The Minister with responsibility for older people, Ivor Callelly, accepts many of these points. He says he would "love to bulldoze" many of the public hospitals for the elderly. "I have visited many and I am not satisfied with the structures of them though the care is tremendous."

He says he has undertaken a personal national inspection of public geriatric services throughout the State and is confident of getting necessary funds over the next four years to address deficiencies in the public system. He adds that he plans to establish a formal inspectorate of public nursing homes, saying it is "a case of finding the right mechanism to ensure meaningful inspections". He can not, however, give a time frame for the introduction of an inspectorate.

The Government wants to move as much as possible from the nursing-home option when considering the long-term needs of elderly people in need of care, he says. A key aspect of this is the development of "personal care packages", where an older person could receive services at home. Schemes like this are being piloted in the eastern, north-eastern and north-western regions.

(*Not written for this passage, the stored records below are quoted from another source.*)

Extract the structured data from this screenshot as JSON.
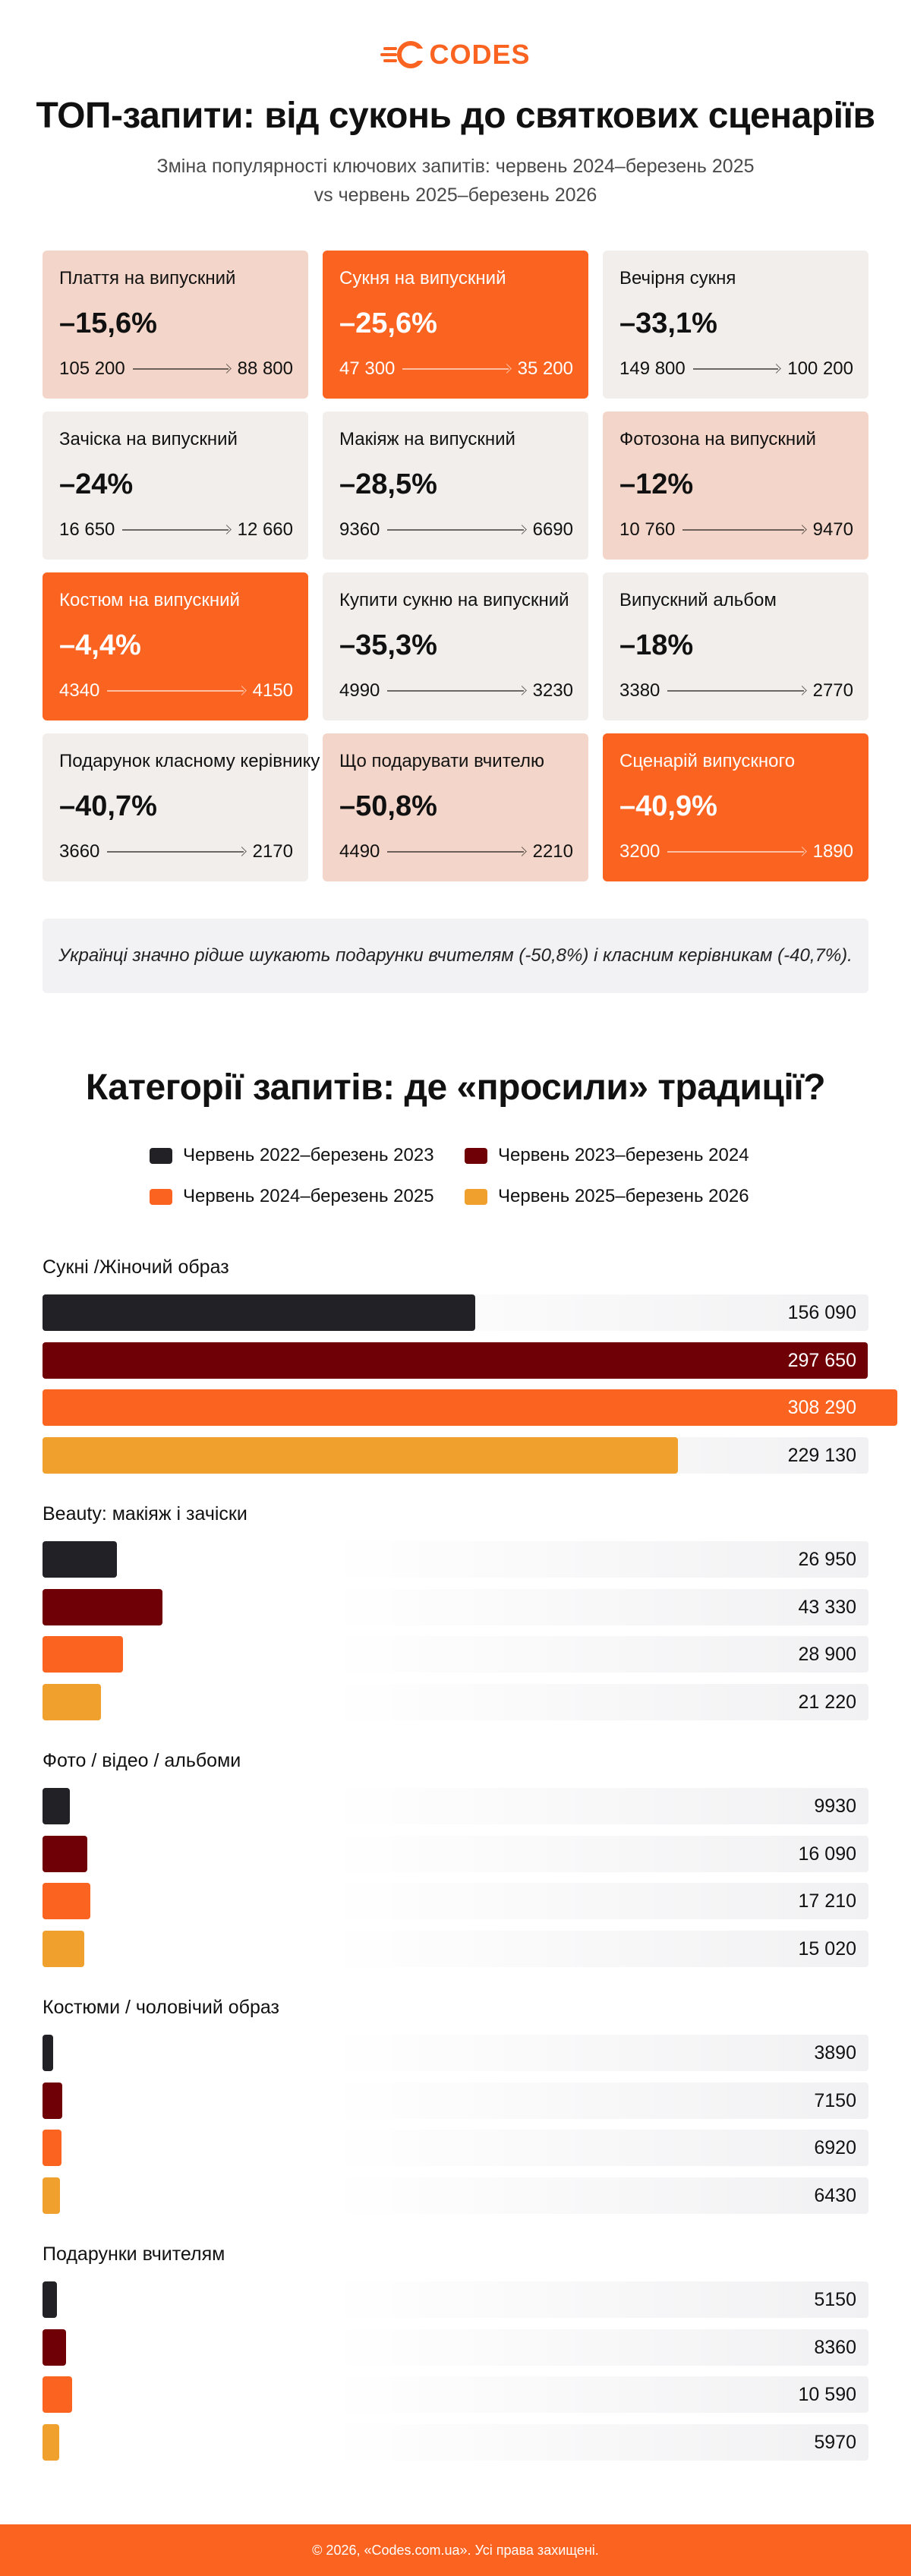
{
  "logo": {
    "text": "CODES",
    "color": "#fb6320"
  },
  "top": {
    "title": "ТОП-запити: від суконь до святкових сценаріїв",
    "subtitle_line1": "Зміна популярності ключових запитів: червень 2024–березень 2025",
    "subtitle_line2": "vs червень 2025–березень 2026",
    "cards": [
      {
        "name": "Плаття на випускний",
        "change": "–15,6%",
        "from": "105 200",
        "to": "88 800",
        "theme": "peach"
      },
      {
        "name": "Сукня на випускний",
        "change": "–25,6%",
        "from": "47 300",
        "to": "35 200",
        "theme": "orange"
      },
      {
        "name": "Вечірня сукня",
        "change": "–33,1%",
        "from": "149 800",
        "to": "100 200",
        "theme": "grey"
      },
      {
        "name": "Зачіска на випускний",
        "change": "–24%",
        "from": "16 650",
        "to": "12 660",
        "theme": "grey"
      },
      {
        "name": "Макіяж на випускний",
        "change": "–28,5%",
        "from": "9360",
        "to": "6690",
        "theme": "grey"
      },
      {
        "name": "Фотозона на випускний",
        "change": "–12%",
        "from": "10 760",
        "to": "9470",
        "theme": "peach"
      },
      {
        "name": "Костюм на випускний",
        "change": "–4,4%",
        "from": "4340",
        "to": "4150",
        "theme": "orange"
      },
      {
        "name": "Купити сукню на випускний",
        "change": "–35,3%",
        "from": "4990",
        "to": "3230",
        "theme": "grey"
      },
      {
        "name": "Випускний альбом",
        "change": "–18%",
        "from": "3380",
        "to": "2770",
        "theme": "grey"
      },
      {
        "name": "Подарунок класному керівнику",
        "change": "–40,7%",
        "from": "3660",
        "to": "2170",
        "theme": "grey"
      },
      {
        "name": "Що подарувати вчителю",
        "change": "–50,8%",
        "from": "4490",
        "to": "2210",
        "theme": "peach"
      },
      {
        "name": "Сценарій випускного",
        "change": "–40,9%",
        "from": "3200",
        "to": "1890",
        "theme": "orange"
      }
    ],
    "note": "Українці значно рідше шукають подарунки вчителям (-50,8%) і класним керівникам (-40,7%)."
  },
  "colors": {
    "orange": "#fb6320",
    "peach": "#f3d6c9",
    "grey": "#f2eeec"
  },
  "chart_data": {
    "type": "bar",
    "orientation": "horizontal",
    "title": "Категорії запитів: де «просили» традиції?",
    "legend_position": "top",
    "grid": false,
    "series": [
      {
        "name": "Червень 2022–березень 2023",
        "color": "#222226"
      },
      {
        "name": "Червень 2023–березень 2024",
        "color": "#6e0006"
      },
      {
        "name": "Червень 2024–березень 2025",
        "color": "#fb6320"
      },
      {
        "name": "Червень 2025–березень 2026",
        "color": "#efa02d"
      }
    ],
    "categories": [
      {
        "label": "Сукні /Жіночий образ",
        "values": [
          156090,
          297650,
          308290,
          229130
        ],
        "labels": [
          "156 090",
          "297 650",
          "308 290",
          "229 130"
        ]
      },
      {
        "label": "Beauty: макіяж і зачіски",
        "values": [
          26950,
          43330,
          28900,
          21220
        ],
        "labels": [
          "26 950",
          "43 330",
          "28 900",
          "21 220"
        ]
      },
      {
        "label": "Фото / відео / альбоми",
        "values": [
          9930,
          16090,
          17210,
          15020
        ],
        "labels": [
          "9930",
          "16 090",
          "17 210",
          "15 020"
        ]
      },
      {
        "label": "Костюми / чоловічий образ",
        "values": [
          3890,
          7150,
          6920,
          6430
        ],
        "labels": [
          "3890",
          "7150",
          "6920",
          "6430"
        ]
      },
      {
        "label": "Подарунки вчителям",
        "values": [
          5150,
          8360,
          10590,
          5970
        ],
        "labels": [
          "5150",
          "8360",
          "10 590",
          "5970"
        ]
      }
    ]
  },
  "footer": {
    "text": "© 2026, «Codes.com.ua». Усі права захищені."
  }
}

"All the studies show people thrive better and for longer in their own homes," Callely says.

This does not address the issues Sandra Smaul faced in the home her mother spent most of the last 18 months of her life. And she says she is still unhappy at how her complaints were handled. The proprietor of the nursing home rejects Smaul's criticisms, pointing out that health board officials have inspected it on several occasions finding everything in order.

"We talk about what happened to children in institutions years ago. But what these places are doing to old people, who are just as vulnerable and unable to speak out for themselves, is as bad," Smaul says. "Maybe, unless they've seen it being done to their mam or dad, most people don't care either."